Noel and his wife Jan were looking forward to spending their later years travelling, spending time with family and enjoying some much earned rest and relaxation. At age 67, Noel was still an active member of the lifesaving club and swam every day.
Then one day, Noel collapsed in the ocean. He was pulled from the surf and they later found he had a spinal arteriovenous malformation. He went into surgery, reassured that everything would be fine. When Noel came out of surgery, he was no longer able to feel or use his legs.
Everything turned on its head and all the plans they had suddenly lay in tatters.
But as Jan says “Noel has an amazing attitude and strength of spirit” and refused to be defeated. He would not accept giving up his old active life and vowed to get back in the water.
True to his word, after months of rehabilitation he was able to get back into his local swimming pool in Ballina. Swimming got Noel out of a dark place and reconnected him with one of his greatest passions in life. Aside from all the great health benefits, being in the water again also gave him a renewed sense of physical freedom.
For 10 years after his accident, Noel regularly swam 1.5km.
Until the decision was made to revamp Ballina pool. Excitement at the prospect of a new pool quickly turned into heartache, as the pool was not fitted with the lift required to get Noel from the pool back on to his motorised scooter.
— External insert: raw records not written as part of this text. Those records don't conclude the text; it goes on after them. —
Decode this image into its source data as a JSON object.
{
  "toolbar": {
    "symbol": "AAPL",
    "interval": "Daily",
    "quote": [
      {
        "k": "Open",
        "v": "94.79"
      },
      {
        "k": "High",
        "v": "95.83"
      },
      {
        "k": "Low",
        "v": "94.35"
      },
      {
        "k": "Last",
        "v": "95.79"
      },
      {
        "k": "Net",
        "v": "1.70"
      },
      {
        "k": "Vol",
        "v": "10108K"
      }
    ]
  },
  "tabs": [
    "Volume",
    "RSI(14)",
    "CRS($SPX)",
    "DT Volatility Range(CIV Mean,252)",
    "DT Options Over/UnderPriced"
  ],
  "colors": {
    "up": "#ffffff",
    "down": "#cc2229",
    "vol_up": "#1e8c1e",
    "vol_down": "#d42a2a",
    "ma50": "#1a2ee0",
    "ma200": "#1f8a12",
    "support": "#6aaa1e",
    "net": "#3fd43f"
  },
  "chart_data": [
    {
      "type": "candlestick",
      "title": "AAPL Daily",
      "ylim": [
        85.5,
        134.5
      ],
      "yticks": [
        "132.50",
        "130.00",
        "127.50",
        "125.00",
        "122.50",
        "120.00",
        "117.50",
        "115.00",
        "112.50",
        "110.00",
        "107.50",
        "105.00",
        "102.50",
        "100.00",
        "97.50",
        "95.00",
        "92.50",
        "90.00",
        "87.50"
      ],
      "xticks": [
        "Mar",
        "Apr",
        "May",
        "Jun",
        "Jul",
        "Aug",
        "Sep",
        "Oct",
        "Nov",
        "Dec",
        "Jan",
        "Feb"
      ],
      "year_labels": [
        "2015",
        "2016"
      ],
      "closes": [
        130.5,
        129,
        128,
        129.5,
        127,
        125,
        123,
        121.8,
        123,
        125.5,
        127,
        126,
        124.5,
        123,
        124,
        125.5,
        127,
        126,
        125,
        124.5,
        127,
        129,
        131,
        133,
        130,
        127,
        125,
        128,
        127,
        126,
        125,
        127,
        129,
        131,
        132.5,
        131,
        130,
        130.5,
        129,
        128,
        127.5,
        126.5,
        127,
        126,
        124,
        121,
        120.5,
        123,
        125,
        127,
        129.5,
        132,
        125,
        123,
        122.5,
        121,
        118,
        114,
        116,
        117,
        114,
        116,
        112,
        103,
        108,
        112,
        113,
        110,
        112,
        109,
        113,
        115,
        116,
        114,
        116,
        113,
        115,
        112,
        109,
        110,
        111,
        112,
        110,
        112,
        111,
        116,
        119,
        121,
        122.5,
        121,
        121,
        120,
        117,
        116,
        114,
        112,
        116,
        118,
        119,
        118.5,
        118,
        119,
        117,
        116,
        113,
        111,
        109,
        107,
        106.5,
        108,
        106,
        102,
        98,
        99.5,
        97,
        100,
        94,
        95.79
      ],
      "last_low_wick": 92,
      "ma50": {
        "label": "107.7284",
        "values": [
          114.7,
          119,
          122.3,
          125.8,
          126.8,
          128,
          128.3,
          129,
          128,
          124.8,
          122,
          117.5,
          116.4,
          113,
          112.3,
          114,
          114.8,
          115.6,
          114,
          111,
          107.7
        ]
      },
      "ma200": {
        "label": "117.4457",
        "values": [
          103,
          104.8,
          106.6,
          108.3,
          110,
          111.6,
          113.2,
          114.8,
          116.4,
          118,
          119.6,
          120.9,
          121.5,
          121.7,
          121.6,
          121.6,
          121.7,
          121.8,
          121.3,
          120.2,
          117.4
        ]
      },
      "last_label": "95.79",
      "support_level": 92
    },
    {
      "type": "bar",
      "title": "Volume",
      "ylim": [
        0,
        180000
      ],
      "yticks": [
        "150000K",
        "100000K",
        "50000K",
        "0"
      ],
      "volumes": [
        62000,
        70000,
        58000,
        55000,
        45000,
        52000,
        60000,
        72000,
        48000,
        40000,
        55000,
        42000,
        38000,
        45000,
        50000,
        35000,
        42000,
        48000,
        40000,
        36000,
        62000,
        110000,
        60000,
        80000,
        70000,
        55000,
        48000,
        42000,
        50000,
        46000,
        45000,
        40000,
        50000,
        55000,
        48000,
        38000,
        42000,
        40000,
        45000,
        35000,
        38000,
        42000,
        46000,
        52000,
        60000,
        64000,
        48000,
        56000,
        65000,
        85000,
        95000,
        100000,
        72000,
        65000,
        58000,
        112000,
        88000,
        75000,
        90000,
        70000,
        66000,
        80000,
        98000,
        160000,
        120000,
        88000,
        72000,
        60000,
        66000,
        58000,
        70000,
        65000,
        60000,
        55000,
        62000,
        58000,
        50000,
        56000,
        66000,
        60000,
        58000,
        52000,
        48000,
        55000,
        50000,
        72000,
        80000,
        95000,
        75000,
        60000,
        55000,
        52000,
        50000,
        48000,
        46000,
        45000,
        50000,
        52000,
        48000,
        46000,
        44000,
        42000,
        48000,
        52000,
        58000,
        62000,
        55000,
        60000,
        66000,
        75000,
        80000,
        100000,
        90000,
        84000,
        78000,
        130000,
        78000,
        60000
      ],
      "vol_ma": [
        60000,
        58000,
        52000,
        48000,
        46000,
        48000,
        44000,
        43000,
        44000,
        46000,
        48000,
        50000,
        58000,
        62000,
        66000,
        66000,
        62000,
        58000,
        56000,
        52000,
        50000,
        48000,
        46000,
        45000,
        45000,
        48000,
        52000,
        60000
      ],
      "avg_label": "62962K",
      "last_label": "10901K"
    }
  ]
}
Noel said “this is the biggest disappointment I’ve ever had, swimming is such a huge part of my life and the thought of not being able to get back in my local pool has left me absolutely devastated.”
The council initially refused to install the lift, stating they had met the accessibility requirements. Noel and Jan turned to Spinal Cord Injuries Australia (SCIA) advocacy team for help.
SCIA’s advocacy team were quick to take up the case on behalf of Noel and Jan. Many months were spent on the phone, writing letters and connecting with the right people, in an attempt to get Noel back in the pool. At the council these included the General Manager, the Community Manager, the Social Planner and Access Manager. What can seem like a relatively straight forward scenario can be filled with challenges and SCIA is in the best place to navigate and overcome these.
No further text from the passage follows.